初めてコンテストに投稿した作品です。自信あったんですが、一次選考通過ならず( ノД`)シクシク…

気に入っている作品なので読んで頂けると嬉しいです。

 朝テレビのスイッチをいれると、ニュースキャスターが「おはようございます。世界の終わりまであと七日になりました」と言う。






「今回の新作はこの冒頭から始まるんですね。それで世界ってこの月のコロニーの事でいいんですか?」


 次の長編小説についての打ち合わせで、鋭い質問が飛んできた。思わず手元のコーヒーを飲み干す。昔ながらの喫茶店だが本当にこの店のコーヒーは美味しい。

 窓に目をやると地球が見える。今日の地球は丸い。


「それを一番悩んでいるんだよ。わたし達が住んでいる月だけの滅亡なら地球や他の惑星 に避難してしまえばいいからね。かといって移住することが出来る、地球や水星、火星も含めるとどうすればいいか……太陽を爆発させるとか……」


「先生、ベタすぎですよ。不可能な設定に説得力を持たせるのがSF作家の真骨頂でしょ!」


 まだ若い編集はあきれたように言ってきた。年上への敬意が足りないのではないか。こう見えてもわたしはとっくに還暦を過ぎているんだぞ。

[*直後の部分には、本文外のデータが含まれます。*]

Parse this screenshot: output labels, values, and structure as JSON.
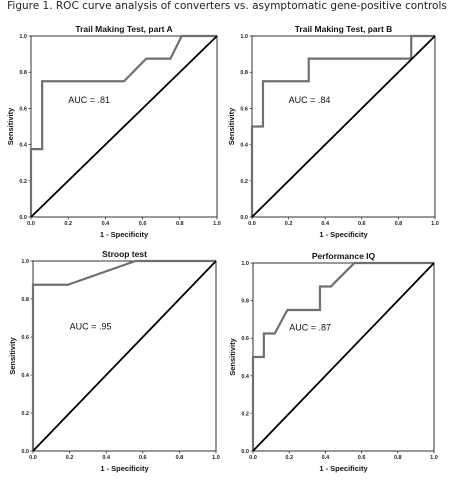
{
  "figure_title": "Figure 1. ROC curve analysis of converters vs. asymptomatic gene-positive controls",
  "chart_data": [
    {
      "type": "line",
      "title": "Trail Making Test, part A",
      "xlabel": "1 - Specificity",
      "ylabel": "Sensitivity",
      "xlim": [
        0,
        1
      ],
      "ylim": [
        0,
        1
      ],
      "xticks": [
        "0.0",
        "0.2",
        "0.4",
        "0.6",
        "0.8",
        "1.0"
      ],
      "yticks": [
        "0.0",
        "0.2",
        "0.4",
        "0.6",
        "0.8",
        "1.0"
      ],
      "annotation": "AUC = .81",
      "series": [
        {
          "x": [
            0,
            0,
            0.06,
            0.06,
            0.5,
            0.5,
            0.62,
            0.62,
            0.75,
            0.75,
            0.81,
            0.81,
            1.0
          ],
          "y": [
            0,
            0.375,
            0.375,
            0.75,
            0.75,
            0.75,
            0.875,
            0.875,
            0.875,
            0.875,
            1.0,
            1.0,
            1.0
          ],
          "color": "#707070"
        },
        {
          "x": [
            0,
            1
          ],
          "y": [
            0,
            1
          ],
          "color": "#000000"
        }
      ]
    },
    {
      "type": "line",
      "title": "Trail Making Test, part B",
      "xlabel": "1 - Specificity",
      "ylabel": "Sensitivity",
      "xlim": [
        0,
        1
      ],
      "ylim": [
        0,
        1
      ],
      "xticks": [
        "0.0",
        "0.2",
        "0.4",
        "0.6",
        "0.8",
        "1.0"
      ],
      "yticks": [
        "0.0",
        "0.2",
        "0.4",
        "0.6",
        "0.8",
        "1.0"
      ],
      "annotation": "AUC = .84",
      "series": [
        {
          "x": [
            0,
            0,
            0.06,
            0.06,
            0.31,
            0.31,
            0.87,
            0.87,
            1.0
          ],
          "y": [
            0,
            0.5,
            0.5,
            0.75,
            0.75,
            0.875,
            0.875,
            1.0,
            1.0
          ],
          "color": "#707070"
        },
        {
          "x": [
            0,
            1
          ],
          "y": [
            0,
            1
          ],
          "color": "#000000"
        }
      ]
    },
    {
      "type": "line",
      "title": "Stroop test",
      "xlabel": "1 - Specificity",
      "ylabel": "Sensitivity",
      "xlim": [
        0,
        1
      ],
      "ylim": [
        0,
        1
      ],
      "xticks": [
        "0.0",
        "0.2",
        "0.4",
        "0.6",
        "0.8",
        "1.0"
      ],
      "yticks": [
        "0.0",
        "0.2",
        "0.4",
        "0.6",
        "0.8",
        "1.0"
      ],
      "annotation": "AUC = .95",
      "series": [
        {
          "x": [
            0,
            0,
            0.19,
            0.56,
            1.0
          ],
          "y": [
            0,
            0.875,
            0.875,
            1.0,
            1.0
          ],
          "color": "#707070"
        },
        {
          "x": [
            0,
            1
          ],
          "y": [
            0,
            1
          ],
          "color": "#000000"
        }
      ]
    },
    {
      "type": "line",
      "title": "Performance IQ",
      "xlabel": "1 - Specificity",
      "ylabel": "Sensitivity",
      "xlim": [
        0,
        1
      ],
      "ylim": [
        0,
        1
      ],
      "xticks": [
        "0.0",
        "0.2",
        "0.4",
        "0.6",
        "0.8",
        "1.0"
      ],
      "yticks": [
        "0.0",
        "0.2",
        "0.4",
        "0.6",
        "0.8",
        "1.0"
      ],
      "annotation": "AUC = .87",
      "series": [
        {
          "x": [
            0,
            0,
            0.06,
            0.06,
            0.12,
            0.12,
            0.19,
            0.19,
            0.37,
            0.37,
            0.43,
            0.56,
            1.0
          ],
          "y": [
            0,
            0.5,
            0.5,
            0.625,
            0.625,
            0.625,
            0.75,
            0.75,
            0.75,
            0.875,
            0.875,
            1.0,
            1.0
          ],
          "color": "#707070"
        },
        {
          "x": [
            0,
            1
          ],
          "y": [
            0,
            1
          ],
          "color": "#000000"
        }
      ]
    }
  ]
}
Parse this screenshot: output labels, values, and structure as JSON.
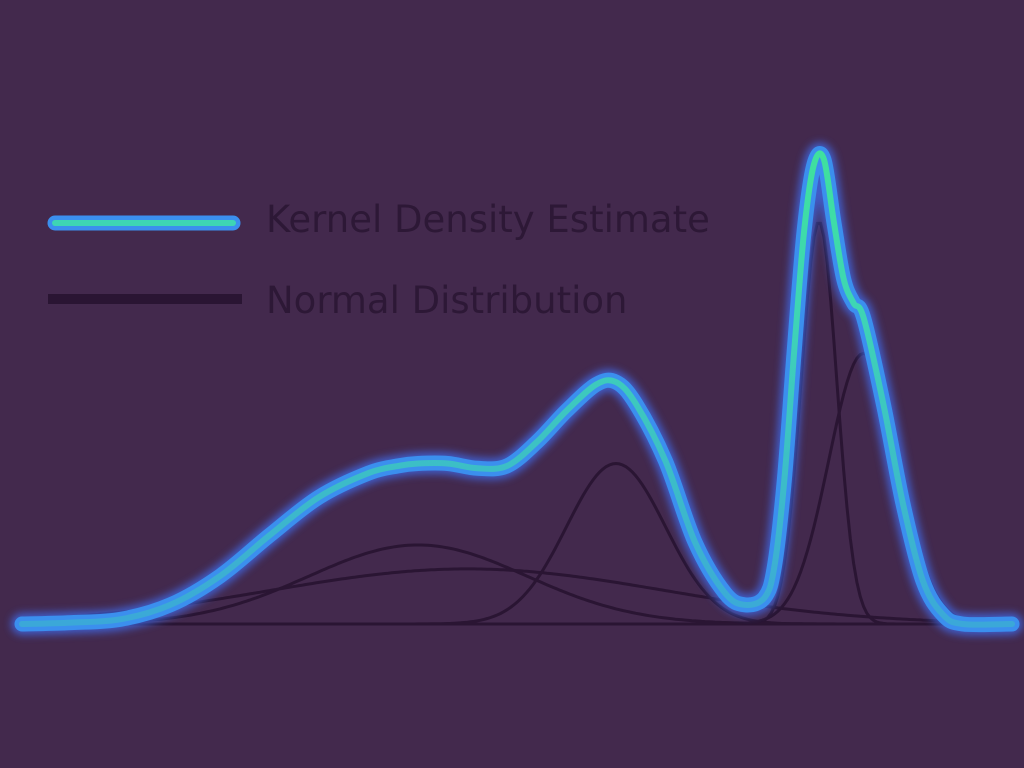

「わたしが今回の作品で書きたいのは奇抜な設定ではなく、世界が滅亡するときの人間の心の動きと行動なんだよ。そういう君はもし世界が一週間で終わるとしたらどうする」


「そうですね。それこそベタかもしれませんが家族と過ごします。いま本当に娘がかわいくて」


 しまった。振った話題が悪かった。彼はいま、子供の事を惚気たくて仕方が無かったんだ。取り合えず気が済むまで話をさせてから打ち合わせに戻そう。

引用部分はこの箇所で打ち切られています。